Que el lenguaje sobre Dios se nos ha quedado oxidado y hoy sentimos la necesidad de otro lenguaje, parece un dato evidente. Para esa búsqueda hay algunos consejos que me parece útil tener en cuenta. Aquí van por si ayudan.

1. Recogiendo la enseñanza del cuarto concilio de Letrán (ya en el s. XIII), de Dios nunca diremos nada que no tenga más mentira que verdad: más desemejanza que semejanza con la realidad divina.

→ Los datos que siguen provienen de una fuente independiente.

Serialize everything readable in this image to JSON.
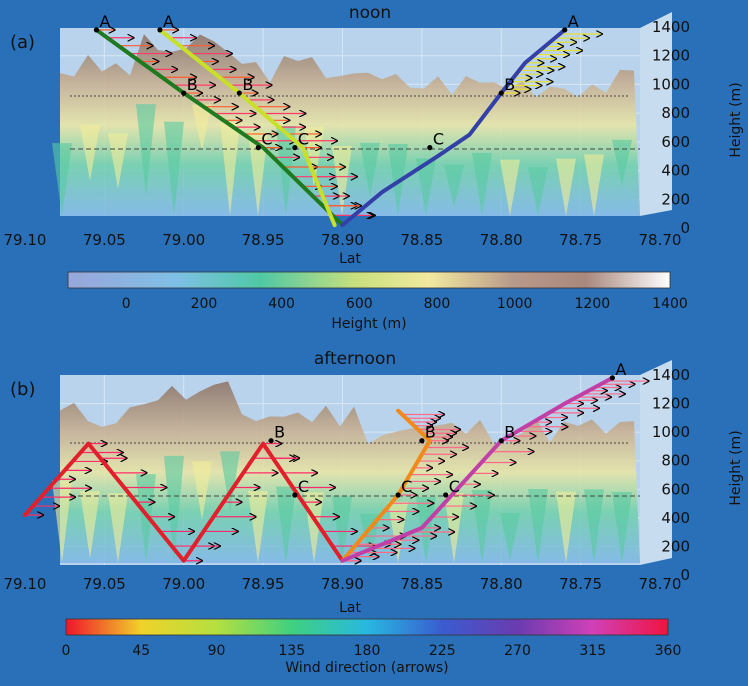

Nunca habrá pues un lenguaje definitivo sobre Dios: en cada momento histórico sólo podemos pretender salvar aquella mentira más pequeña que puede contener un poquito más de verdad, por ser más apta para nuestra concreta situación histórica. Y siempre hablaremos más de nuestra relación con Dios que de cómo es Dios. En esto, el modo de hablar de la Biblia me parece sorprendentemente acertado: Dios “no da su Nombre”, solo avisa de que nos ama y quiere liberarnos de aquello de lo que nadie nos puede liberar.

2. Para expresar esa relación me ha ayudado mucho la frase de que Dios es “un Misterio sobrecogedor y acogedor”. Subrayando que se trata de afirmar a la vez dos cosas contrapuestas que nos permiten asomarnos a su carácter de Misterio..

Por lo general, cuando nos sentimos de veras sobrecogidos ante Dios se tambalea nuestra confianza; y cuando confiamos plenamente en Él tendemos a hacernos un Dios “a la carta” y perder el sobrecogimiento y el anonadamiento ante su Misterio. De aquí se sigue que el lenguaje sobre Dios ha de ser siempre un lenguaje dialéctico.

Esto ha estado muy presente en la tradición cristiana. Ya en el s. II Ireneo de Lyon escribió que de Dios hay cosas que no podemos decirlas por su grandeza, pero podemos decirlas por su amor; y viceversa. Más tarde Agustín acuñará esa especie de eslogan (“intimior intimo meo et superior summo meo”): más profundamente yo que mi yo más íntimo y más distante de mí que lo más inalcanzable. Hasta culminar en el otro dicho clásico de Nicolás de Cussa (en el s. XV) que describe a Dios como la “coincidentia oppositorum”: una especie de presencia de contrarios, donde no se trata solo de la presencia de ambos polos sino de cierta armonía entre ellos.

3. El lenguaje sobre Dios, por mucha verdad que contenga, nunca será un lenguaje objetivo, o meramente objetivo. Siempre tendrá un rasgo ineludible de subjetivo.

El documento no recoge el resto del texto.